Émission consacrée au pianiste Rubinstein. Une autre au grimpeur français Patrick Edlinger. Loue ses exploits.
Vatel s'est suicidé pour moins que ça ! On n'en attendait pas autant de la part des responsables de cette affaire de grue vagabonde qui n'arriva pas plus à Latche que la marée sur la table de Condé. Mais un peu de contrition n'aurait pas été superflu. Au lieu de quoi fut propulsé, lundi soir au journal d'A.2, un faux coupable. Le malheureux dirigeant d'une entreprise privée nommée — c'est le bouquet !
— la Prévoyance, dont le chauffeur n'avait pas eu envie, crut-on comprendre, d'aller passer le jour de l'an dans les Landes, au volant d'un camion-grue. Le pauvre homme n'imaginait pas que l'intendance, à la télévision, c'était si mal foutu que les ondes de la voix présidentielle étaient suspendues à son camion. Qui l'eût imaginé à sa place ? Pourvu que, du côté du plateau d'Albion, les techniciens soient moins légers que du côté des transmissions, c'est ce que l'on ose maintenant espérer.
Ève Ruggieri est agréable à regarder et elle a de jolies jambes. Quelquefois, c'est insuffisant. Mais, s'agissant d'Arthur Rubinstein, à qui elle avait choisi, lundi, de rendre un hommage posthume, il était là pour faire le travail. Et cette leçon d'amour — amour de la vie et de la musique intimement liées —, donnée au travers d'extraits des multiples émissions qui lui furent consacrées, fut bien plaisante.
Les amis de Rubinstein se gardèrent d'être trop bavards, et Mme Rubinstein, qui n'est plus une jeune femme à soixante-dix ans passés, eut la grâce effarouchée d'une jeune fille d'autrefois pour livrer quelques souvenirs personnels.

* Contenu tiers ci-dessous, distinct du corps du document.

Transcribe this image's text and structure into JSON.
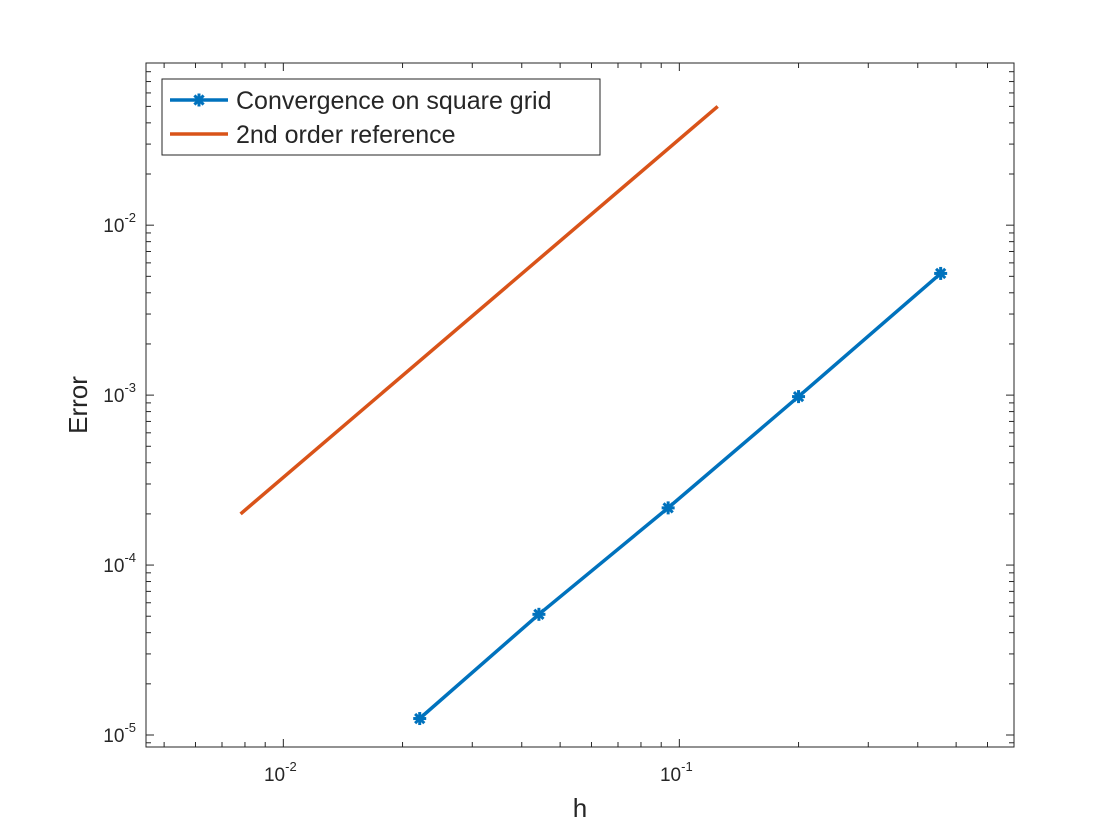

Formidable bonhomme que ce bonhomme-là. Et formidable image, celle du vieux Rubinstein se délectant à écouter l'un de ses anciens enregistrements. Tout y était, sur ce visage : le cabotinage inséparable du personnage, en même temps que l'inusable capacité d'émerveillement. Si ce pianiste, l'un des grands interprètes de son temps, certes, est devenu une vedette de la télévision alors qu'il ne jouait plus guère, il ne le doit évidemment pas à sa virtuosité. Plutôt à ses mimiques, à l'exubérance de sa verve, mais aussi à cette audace qu'il avait de paraître heureux fût-ce dans ses quatre-vingts ans. Comme si c'était, en somme, une décision à prendre. Manifestement, il l'avait prise de bonne heure et s'y tenait.

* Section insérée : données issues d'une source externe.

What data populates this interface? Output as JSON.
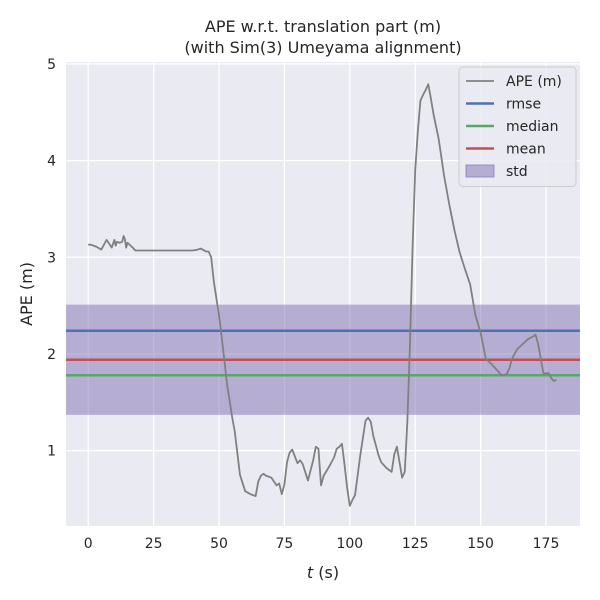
{
  "chart_data": {
    "type": "line",
    "title_line1": "APE w.r.t. translation part (m)",
    "title_line2": "(with Sim(3) Umeyama alignment)",
    "xlabel_italic": "t",
    "xlabel_unit": " (s)",
    "ylabel": "APE (m)",
    "xlim": [
      -8.5,
      188
    ],
    "ylim": [
      0.22,
      5.02
    ],
    "xticks": [
      0,
      25,
      50,
      75,
      100,
      125,
      150,
      175
    ],
    "yticks": [
      1,
      2,
      3,
      4,
      5
    ],
    "grid": true,
    "legend_placement": "top-right",
    "colors": {
      "background": "#eaeaf2",
      "grid": "#ffffff",
      "ape": "#808080",
      "rmse": "#4c72b0",
      "median": "#55a868",
      "mean": "#c44e52",
      "std": "#8172b2"
    },
    "series": [
      {
        "name": "APE (m)",
        "kind": "line",
        "x": [
          0,
          1,
          3,
          5,
          7,
          9,
          10,
          10.5,
          11,
          12,
          13,
          13.5,
          14,
          14.5,
          15,
          17,
          18,
          20,
          30,
          40,
          42,
          43,
          45,
          46,
          47,
          48,
          50,
          52,
          53,
          55,
          56,
          58,
          60,
          62,
          64,
          65,
          66,
          67,
          68,
          70,
          71,
          72,
          73,
          74,
          75,
          76,
          77,
          78,
          79,
          80,
          81,
          82,
          84,
          86,
          87,
          88,
          89,
          90,
          92,
          94,
          95,
          96,
          97,
          98,
          99,
          100,
          101,
          102,
          104,
          106,
          107,
          108,
          109,
          110,
          111,
          112,
          114,
          116,
          117,
          118,
          119,
          120,
          121,
          122,
          123,
          124,
          125,
          126,
          127,
          128,
          129,
          130,
          131,
          132,
          134,
          136,
          138,
          140,
          142,
          144,
          146,
          148,
          150,
          152,
          154,
          156,
          158,
          160,
          161,
          162,
          164,
          166,
          168,
          170,
          171,
          172,
          174,
          175,
          176,
          177,
          178,
          179
        ],
        "y": [
          3.13,
          3.13,
          3.11,
          3.08,
          3.18,
          3.1,
          3.18,
          3.12,
          3.16,
          3.15,
          3.16,
          3.22,
          3.19,
          3.1,
          3.15,
          3.1,
          3.07,
          3.07,
          3.07,
          3.07,
          3.08,
          3.09,
          3.06,
          3.06,
          3.0,
          2.75,
          2.4,
          1.95,
          1.7,
          1.35,
          1.2,
          0.75,
          0.58,
          0.55,
          0.53,
          0.68,
          0.74,
          0.76,
          0.74,
          0.72,
          0.68,
          0.64,
          0.66,
          0.55,
          0.65,
          0.88,
          0.98,
          1.01,
          0.94,
          0.87,
          0.9,
          0.86,
          0.69,
          0.9,
          1.04,
          1.02,
          0.64,
          0.74,
          0.83,
          0.93,
          1.02,
          1.04,
          1.07,
          0.85,
          0.61,
          0.43,
          0.49,
          0.54,
          0.95,
          1.31,
          1.34,
          1.3,
          1.15,
          1.05,
          0.95,
          0.88,
          0.82,
          0.78,
          0.96,
          1.04,
          0.88,
          0.72,
          0.78,
          1.3,
          2.1,
          3.1,
          3.9,
          4.3,
          4.62,
          4.68,
          4.73,
          4.79,
          4.64,
          4.48,
          4.22,
          3.85,
          3.55,
          3.28,
          3.05,
          2.88,
          2.72,
          2.4,
          2.22,
          1.95,
          1.9,
          1.84,
          1.78,
          1.79,
          1.85,
          1.95,
          2.05,
          2.1,
          2.15,
          2.18,
          2.2,
          2.1,
          1.8,
          1.8,
          1.8,
          1.75,
          1.72,
          1.73
        ]
      },
      {
        "name": "rmse",
        "kind": "hline",
        "value": 2.24
      },
      {
        "name": "median",
        "kind": "hline",
        "value": 1.78
      },
      {
        "name": "mean",
        "kind": "hline",
        "value": 1.94
      },
      {
        "name": "std",
        "kind": "band",
        "lower": 1.37,
        "upper": 2.51
      }
    ]
  }
}
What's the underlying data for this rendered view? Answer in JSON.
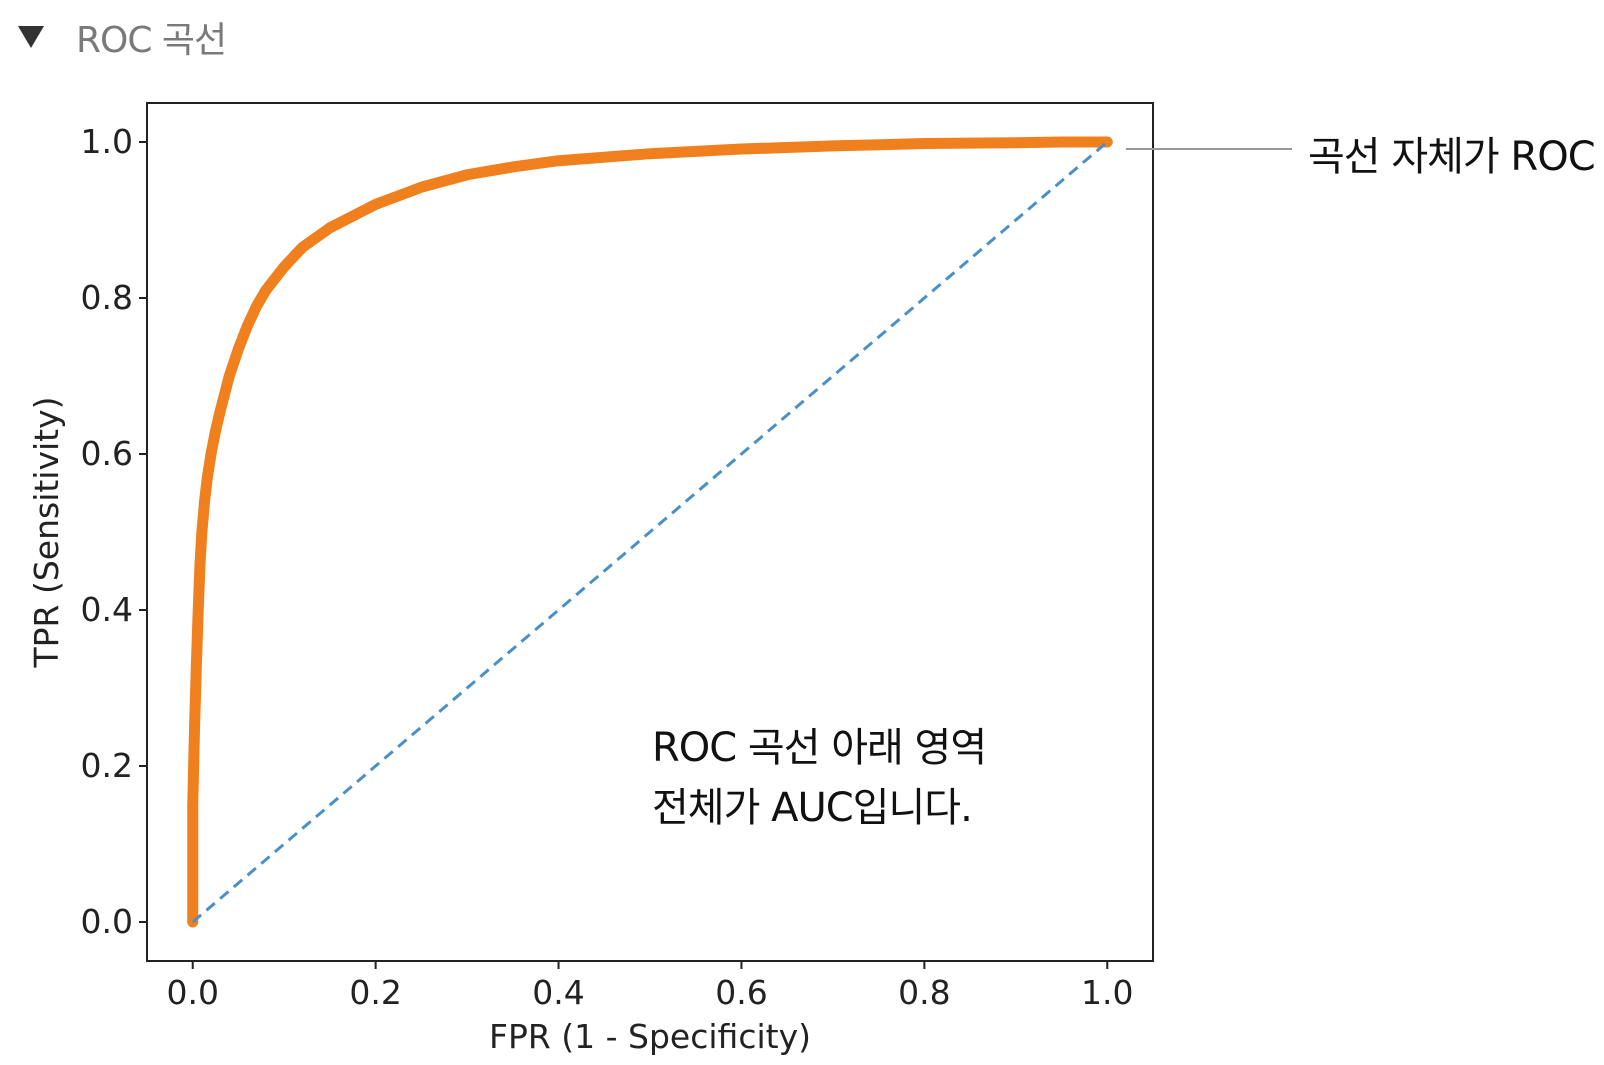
{
  "header": {
    "title": "ROC 곡선",
    "icon": "triangle-down-icon"
  },
  "chart_data": {
    "type": "scatter",
    "xlabel": "FPR (1 - Specificity)",
    "ylabel": "TPR (Sensitivity)",
    "xlim": [
      -0.05,
      1.05
    ],
    "ylim": [
      -0.05,
      1.05
    ],
    "xticks": [
      "0.0",
      "0.2",
      "0.4",
      "0.6",
      "0.8",
      "1.0"
    ],
    "yticks": [
      "0.0",
      "0.2",
      "0.4",
      "0.6",
      "0.8",
      "1.0"
    ],
    "grid": false,
    "series": [
      {
        "style": "scatter-line",
        "color": "#f07f1e",
        "x": [
          0.0,
          0.0,
          0.0,
          0.002,
          0.004,
          0.006,
          0.008,
          0.01,
          0.013,
          0.016,
          0.02,
          0.025,
          0.03,
          0.04,
          0.05,
          0.06,
          0.07,
          0.08,
          0.1,
          0.12,
          0.15,
          0.2,
          0.25,
          0.3,
          0.35,
          0.4,
          0.5,
          0.6,
          0.7,
          0.8,
          0.9,
          0.95,
          1.0
        ],
        "y": [
          0.0,
          0.05,
          0.15,
          0.25,
          0.33,
          0.4,
          0.46,
          0.5,
          0.54,
          0.57,
          0.6,
          0.63,
          0.655,
          0.7,
          0.735,
          0.765,
          0.79,
          0.81,
          0.84,
          0.865,
          0.89,
          0.92,
          0.942,
          0.958,
          0.968,
          0.976,
          0.985,
          0.991,
          0.995,
          0.998,
          0.999,
          1.0,
          1.0
        ]
      },
      {
        "style": "dashed-line",
        "color": "#4a90c8",
        "x": [
          0.0,
          1.0
        ],
        "y": [
          0.0,
          1.0
        ]
      }
    ]
  },
  "annotations": {
    "auc_line1": "ROC 곡선 아래 영역",
    "auc_line2": "전체가 AUC입니다.",
    "roc_label": "곡선 자체가 ROC"
  }
}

L'admirable est qu'un homme ait pu traverser tout au long ce siècle de fer, polonais, juif de surcroît en un siècle de sang, et dire, à l'extrême soir de sa longue existence : « La vie, c'est magnifique... »

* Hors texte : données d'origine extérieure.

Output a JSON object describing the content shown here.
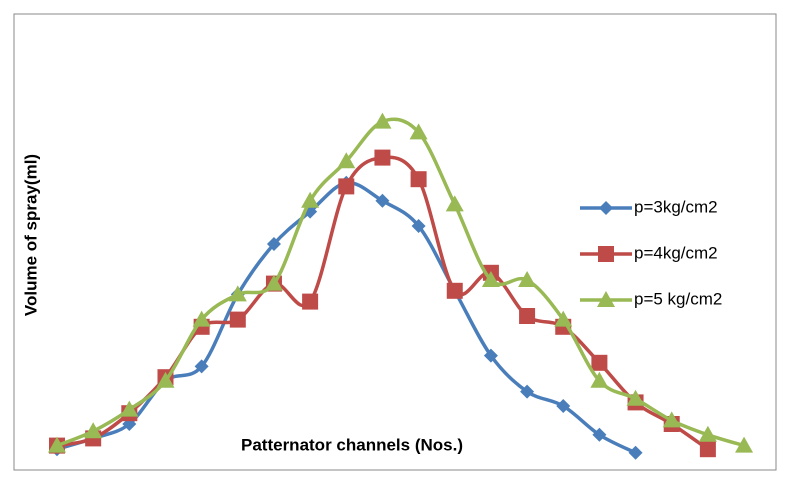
{
  "chart_data": {
    "type": "line",
    "x_label": "Patternator channels (Nos.)",
    "y_label": "Volume of spray(ml)",
    "categories": [
      null,
      null,
      null,
      null,
      null,
      null,
      null,
      null,
      null,
      null,
      null,
      null,
      null,
      null,
      null,
      null,
      null,
      null,
      null,
      null
    ],
    "series": [
      {
        "name": "p=3kg/cm2",
        "color": "#4a7ebb",
        "marker": "diamond",
        "values": [
          3,
          6,
          10,
          22,
          26,
          46,
          60,
          69,
          77,
          72,
          65,
          47,
          29,
          19,
          15,
          7,
          2,
          null,
          null,
          null
        ]
      },
      {
        "name": "p=4kg/cm2",
        "color": "#be4b48",
        "marker": "square",
        "values": [
          4,
          6,
          13,
          23,
          37,
          39,
          49,
          44,
          76,
          84,
          78,
          47,
          52,
          40,
          37,
          27,
          16,
          10,
          3,
          null
        ]
      },
      {
        "name": "p=5 kg/cm2",
        "color": "#98b954",
        "marker": "triangle",
        "values": [
          4,
          8,
          14,
          22,
          39,
          46,
          49,
          72,
          83,
          94,
          91,
          71,
          50,
          50,
          39,
          22,
          17,
          11,
          7,
          4
        ]
      }
    ],
    "ylim": [
      0,
      100
    ]
  }
}
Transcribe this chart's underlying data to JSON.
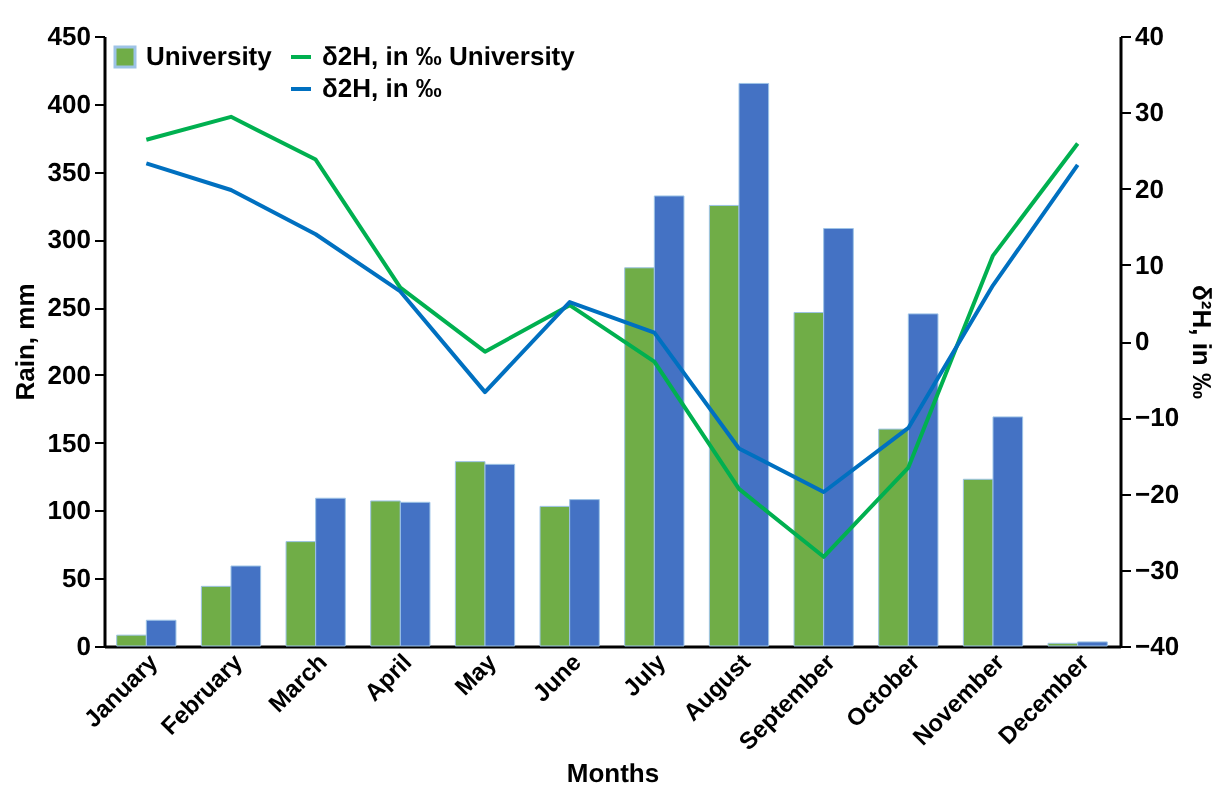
{
  "chart_data": {
    "type": "bar",
    "xlabel": "Months",
    "ylabel": "Rain, mm",
    "y2label": "δ²H, in ‰",
    "categories": [
      "January",
      "February",
      "March",
      "April",
      "May",
      "June",
      "July",
      "August",
      "September",
      "October",
      "November",
      "December"
    ],
    "series": [
      {
        "name": "University",
        "color": "#70ad47",
        "values": [
          8,
          44,
          77,
          107,
          136,
          103,
          279,
          325,
          246,
          160,
          123,
          2
        ]
      },
      {
        "color": "#4472c4",
        "values": [
          19,
          59,
          109,
          106,
          134,
          108,
          332,
          415,
          308,
          245,
          169,
          3
        ]
      },
      {
        "name": "δ2H, in ‰ University",
        "type": "line",
        "axis": "y2",
        "color": "#00b050",
        "values": [
          26.4,
          29.4,
          23.8,
          7,
          -1.4,
          4.7,
          -2.7,
          -19.4,
          -28.3,
          -16.6,
          11.2,
          25.9
        ]
      },
      {
        "name": "δ2H, in ‰",
        "type": "line",
        "axis": "y2",
        "color": "#0070c0",
        "values": [
          23.3,
          19.8,
          14,
          6.5,
          -6.7,
          5.1,
          1.1,
          -14.1,
          -19.8,
          -11.4,
          7.3,
          23.1
        ]
      }
    ],
    "ylim": [
      0,
      450
    ],
    "yticks": [
      0,
      50,
      100,
      150,
      200,
      250,
      300,
      350,
      400,
      450
    ],
    "y2lim": [
      -40,
      40
    ],
    "y2ticks": [
      -40,
      -30,
      -20,
      -10,
      0,
      10,
      20,
      30,
      40
    ],
    "legend": "top left",
    "grid": false
  }
}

Armé de ses mains nues, sans piton, sans corde, il escalade une paroi rocheuse abrupte, haute de plus « de cent mètres. Celle du Buoux. Vu de loin, on dirait un insecte sur un mur. Vue de près, la paroi est lisse, sans aspérités. Où trouve-t-il ses prises ? Pourtant il déplace un pied puis l'autre, une main puis l'autre, gagne un demi-mètre puis un autre, avec une grâce de chat. Spectacle vertigineux, fascinant, que l'on pourrait regarder des heures durant, qui dure de longues minutes, d'ailleurs, dans le film consacré à ce singulier jeune homme de vingt-deux ans, Patrick Edlinger, natif de Toulon, dont une caméra a suivi l'entraînement puis cette ascension en solo.
Un extrait de ce film, primé, est passé dimanche dans « Stade 2 ». Quelques jours avant, on avait pu le voir dans son entier, au cours des « Carnets de l'aventure ».
Il faut le rediffuser, à une heure de grande audience. Ce que fait ce jeune homme, au péril de sa vie, avec une sorte d'ivresse lucide, n'a aucun sens apparent. C'est une affaire avec lui-même qu'il mène là. Une de ces somptueuses extravagances dont seuls les humains sont capables et qui les rend aimables en dépit de tout.